New Law Could Have You Working With Criminals

Posted by: Corey Pepple Posted date: September 25, 2013 In: News



California employers that hire new workers will no longer be able to ask potential employees about their criminal past on job applications if Governor Jerry Brown puts his new bill into action.
Supporters of the legislation have stated that removing the question from applications is needed to prevent Californians with criminal records from being discriminated against. Here’s an idea: if you don’t wanna have trouble finding employment, then don’t commit crimes.
Employers would still be allowed to ask in an interview about criminal record. This measure, known as Assembly Bill 218, would only remove that question from applications.
This bill is part of the “Ban the Box” movement that has sought to make it easier for supposedly reformed criminals to find employment.
A mistake from the past shouldn’t be a life sentence to joblessness,” Michelle Rodriguez, the staff attorney for Ban the Box said in a statement to the press earlier this month. “This bill gives hope to thousands of Californians who are ready to work but are shut out from employment because they’re automatically screened out from the start.”
Supporters are hopeful that the law will reduce California’s notoriously large prison population.
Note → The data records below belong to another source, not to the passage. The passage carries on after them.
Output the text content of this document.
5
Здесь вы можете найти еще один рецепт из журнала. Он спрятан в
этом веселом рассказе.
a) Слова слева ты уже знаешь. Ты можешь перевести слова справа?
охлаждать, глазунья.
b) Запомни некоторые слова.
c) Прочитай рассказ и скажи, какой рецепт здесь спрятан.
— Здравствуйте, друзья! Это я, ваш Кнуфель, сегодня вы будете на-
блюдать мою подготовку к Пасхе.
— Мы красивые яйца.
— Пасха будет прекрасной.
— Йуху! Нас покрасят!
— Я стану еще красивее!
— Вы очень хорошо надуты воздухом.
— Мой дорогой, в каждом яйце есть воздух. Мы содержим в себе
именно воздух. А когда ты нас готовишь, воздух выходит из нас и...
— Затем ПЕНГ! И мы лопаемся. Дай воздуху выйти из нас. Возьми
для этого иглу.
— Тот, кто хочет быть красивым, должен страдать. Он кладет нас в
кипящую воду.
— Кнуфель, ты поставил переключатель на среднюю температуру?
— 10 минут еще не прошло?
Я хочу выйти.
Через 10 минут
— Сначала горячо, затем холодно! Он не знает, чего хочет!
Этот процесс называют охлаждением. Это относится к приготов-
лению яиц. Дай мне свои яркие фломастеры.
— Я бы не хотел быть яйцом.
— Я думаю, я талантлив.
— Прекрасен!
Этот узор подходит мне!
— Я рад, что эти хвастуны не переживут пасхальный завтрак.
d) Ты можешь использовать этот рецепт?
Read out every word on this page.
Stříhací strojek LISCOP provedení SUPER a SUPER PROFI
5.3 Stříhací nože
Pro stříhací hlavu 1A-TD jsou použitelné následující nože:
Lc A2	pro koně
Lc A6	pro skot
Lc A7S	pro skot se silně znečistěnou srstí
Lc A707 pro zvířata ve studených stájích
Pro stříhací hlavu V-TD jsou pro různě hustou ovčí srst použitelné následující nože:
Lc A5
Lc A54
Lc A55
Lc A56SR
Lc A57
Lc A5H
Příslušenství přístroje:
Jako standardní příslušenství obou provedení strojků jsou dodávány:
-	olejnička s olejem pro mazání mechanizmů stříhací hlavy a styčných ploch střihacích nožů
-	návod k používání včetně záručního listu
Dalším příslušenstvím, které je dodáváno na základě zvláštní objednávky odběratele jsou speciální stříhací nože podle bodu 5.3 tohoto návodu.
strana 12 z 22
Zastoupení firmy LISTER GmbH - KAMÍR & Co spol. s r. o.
The US Supreme Court ruled in 2009 that the overcrowding in California prisons constituted “cruel and unusual punishment.”
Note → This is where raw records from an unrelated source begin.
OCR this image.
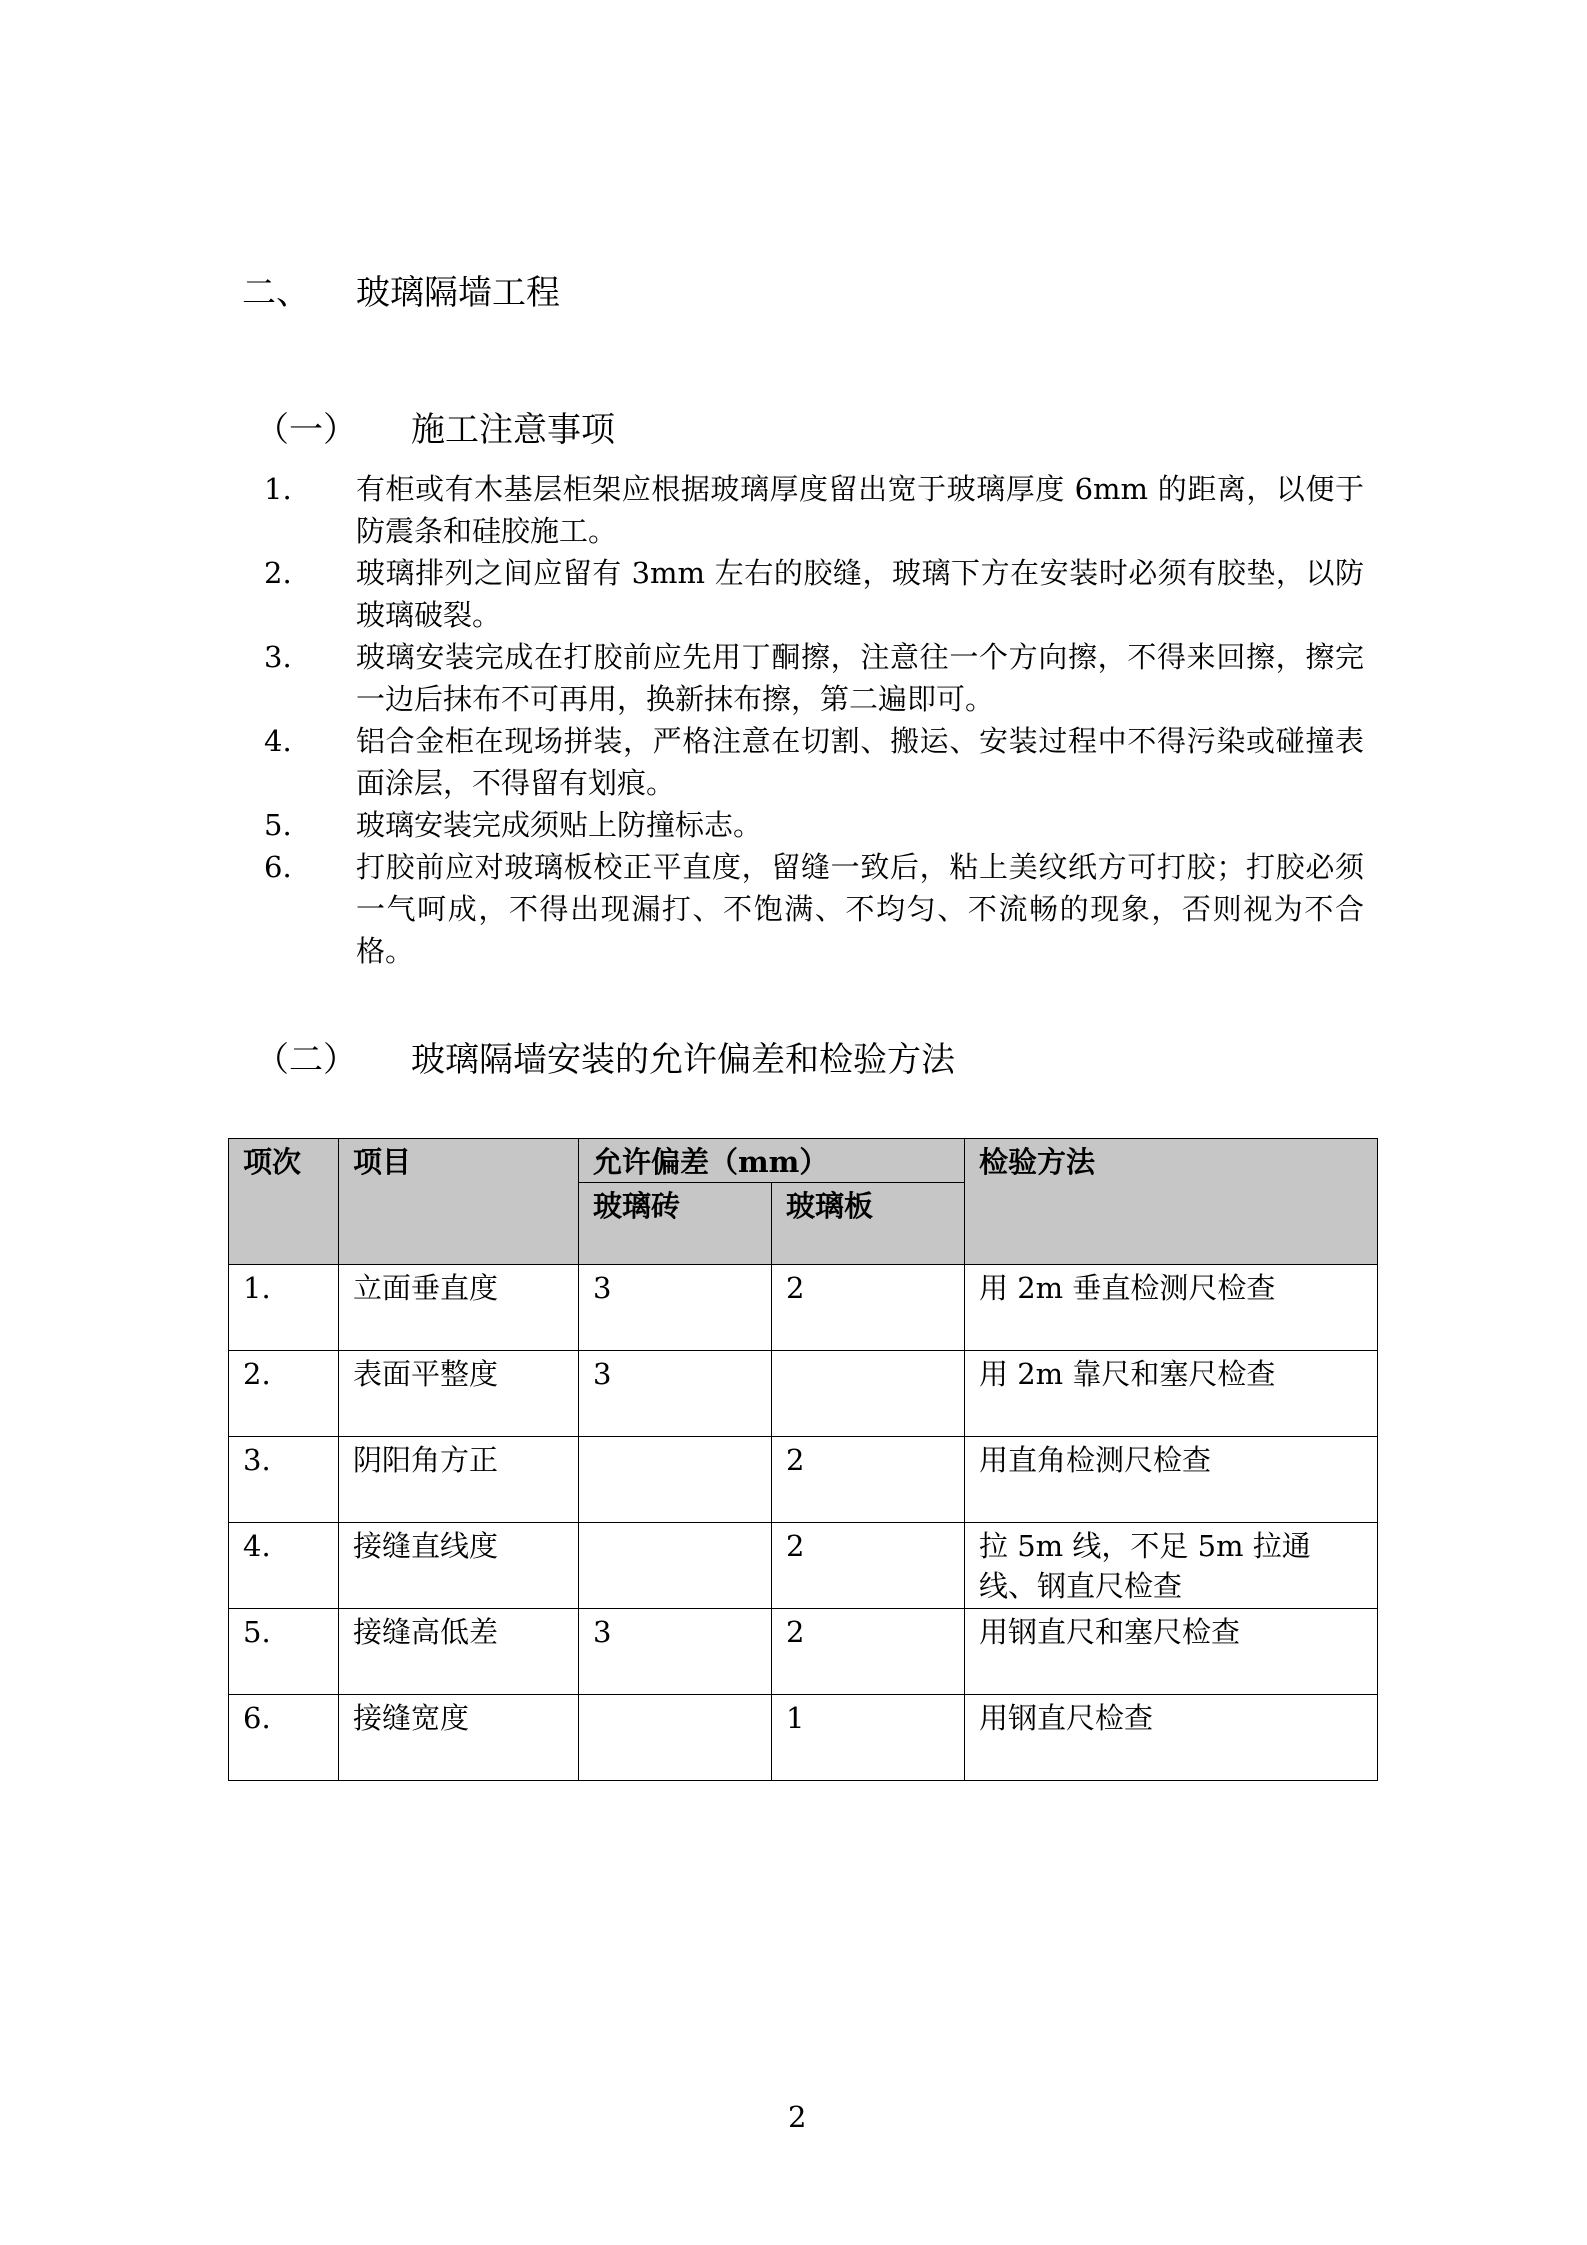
二、 玻璃隔墙工程
（一） 施工注意事项
1. 有柜或有木基层柜架应根据玻璃厚度留出宽于玻璃厚度 6mm 的距离，以便于防震条和硅胶施工。
2. 玻璃排列之间应留有 3mm 左右的胶缝，玻璃下方在安装时必须有胶垫，以防玻璃破裂。
3. 玻璃安装完成在打胶前应先用丁酮擦，注意往一个方向擦，不得来回擦，擦完一边后抹布不可再用，换新抹布擦，第二遍即可。
4. 铝合金柜在现场拼装，严格注意在切割、搬运、安装过程中不得污染或碰撞表面涂层，不得留有划痕。
5. 玻璃安装完成须贴上防撞标志。
6. 打胶前应对玻璃板校正平直度，留缝一致后，粘上美纹纸方可打胶；打胶必须一气呵成，不得出现漏打、不饱满、不均匀、不流畅的现象，否则视为不合格。
（二） 玻璃隔墙安装的允许偏差和检验方法
项次	项目	允许偏差（mm）		检验方法
		玻璃砖	玻璃板	
1.	立面垂直度	3	2	用 2m 垂直检测尺检查
2.	表面平整度	3		用 2m 靠尺和塞尺检查
3.	阴阳角方正		2	用直角检测尺检查
4.	接缝直线度		2	拉 5m 线，不足 5m 拉通线、钢直尺检查
5.	接缝高低差	3	2	用钢直尺和塞尺检查
6.	接缝宽度		1	用钢直尺检查
2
When the Department of Corrections failed to fix the problem, a federal judge ordered California to release thousands of low-level inmates before they served their sentences. Governor Brown said that the Department of Corrections was working on rehabilitation programs to help with inmates’ transition, but as many as 12,000 inmates could be released into society by the end of the year.
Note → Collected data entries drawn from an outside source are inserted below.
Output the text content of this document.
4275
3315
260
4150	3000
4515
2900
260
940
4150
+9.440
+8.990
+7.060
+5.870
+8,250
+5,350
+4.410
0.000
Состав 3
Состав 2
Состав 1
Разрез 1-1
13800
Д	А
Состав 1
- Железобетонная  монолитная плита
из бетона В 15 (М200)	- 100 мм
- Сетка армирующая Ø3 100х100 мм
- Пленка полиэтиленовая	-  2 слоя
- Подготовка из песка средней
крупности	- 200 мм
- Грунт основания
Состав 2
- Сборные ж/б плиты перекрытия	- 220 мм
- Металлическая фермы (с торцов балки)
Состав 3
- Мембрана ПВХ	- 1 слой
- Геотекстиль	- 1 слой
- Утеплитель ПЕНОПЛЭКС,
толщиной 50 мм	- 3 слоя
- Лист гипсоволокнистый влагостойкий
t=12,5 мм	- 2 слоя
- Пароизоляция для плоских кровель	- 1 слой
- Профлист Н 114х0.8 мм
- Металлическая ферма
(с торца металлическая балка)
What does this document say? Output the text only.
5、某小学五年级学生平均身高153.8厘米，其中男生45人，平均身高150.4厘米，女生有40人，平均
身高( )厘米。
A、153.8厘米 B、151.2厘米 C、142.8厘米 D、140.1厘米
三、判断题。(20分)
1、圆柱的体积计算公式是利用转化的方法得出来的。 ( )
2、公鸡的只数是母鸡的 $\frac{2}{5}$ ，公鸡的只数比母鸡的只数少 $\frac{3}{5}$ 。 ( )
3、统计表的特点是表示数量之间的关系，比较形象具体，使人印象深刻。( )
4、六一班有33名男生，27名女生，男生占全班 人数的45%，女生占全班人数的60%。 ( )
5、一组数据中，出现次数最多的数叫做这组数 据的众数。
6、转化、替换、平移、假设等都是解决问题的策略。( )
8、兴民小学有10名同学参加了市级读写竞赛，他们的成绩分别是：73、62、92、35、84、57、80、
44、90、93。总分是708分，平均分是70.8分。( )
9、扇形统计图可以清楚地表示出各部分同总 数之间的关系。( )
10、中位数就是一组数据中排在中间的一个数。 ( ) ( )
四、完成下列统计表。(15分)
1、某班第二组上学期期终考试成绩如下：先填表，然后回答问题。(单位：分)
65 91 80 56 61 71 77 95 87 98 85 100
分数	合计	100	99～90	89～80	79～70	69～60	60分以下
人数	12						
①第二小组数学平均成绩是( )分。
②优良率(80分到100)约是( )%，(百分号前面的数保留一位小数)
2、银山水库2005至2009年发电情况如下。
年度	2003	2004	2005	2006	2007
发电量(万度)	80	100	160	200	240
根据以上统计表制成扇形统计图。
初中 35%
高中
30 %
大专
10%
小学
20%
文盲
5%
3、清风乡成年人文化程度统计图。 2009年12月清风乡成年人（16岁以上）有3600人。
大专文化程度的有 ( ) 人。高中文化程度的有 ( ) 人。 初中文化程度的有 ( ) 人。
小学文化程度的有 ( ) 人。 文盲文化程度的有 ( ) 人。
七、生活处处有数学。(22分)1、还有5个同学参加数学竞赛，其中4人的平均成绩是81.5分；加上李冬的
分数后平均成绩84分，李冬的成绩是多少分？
The Ban the Box movement has increased momentum in major metropolitan areas throughout the country. Chicago, Boston, and Philadelphia have adopted similar strategies.
Benjamin Todd Jealous, the president of the NAACP, told CBS that the government simply has no choice but to review its treatment of former prisoners.
Americans believe in second chances,” he said in 2011. “We believe that when somebody has paid their debt to society, they deserve the right to earn a living and reunite their families.”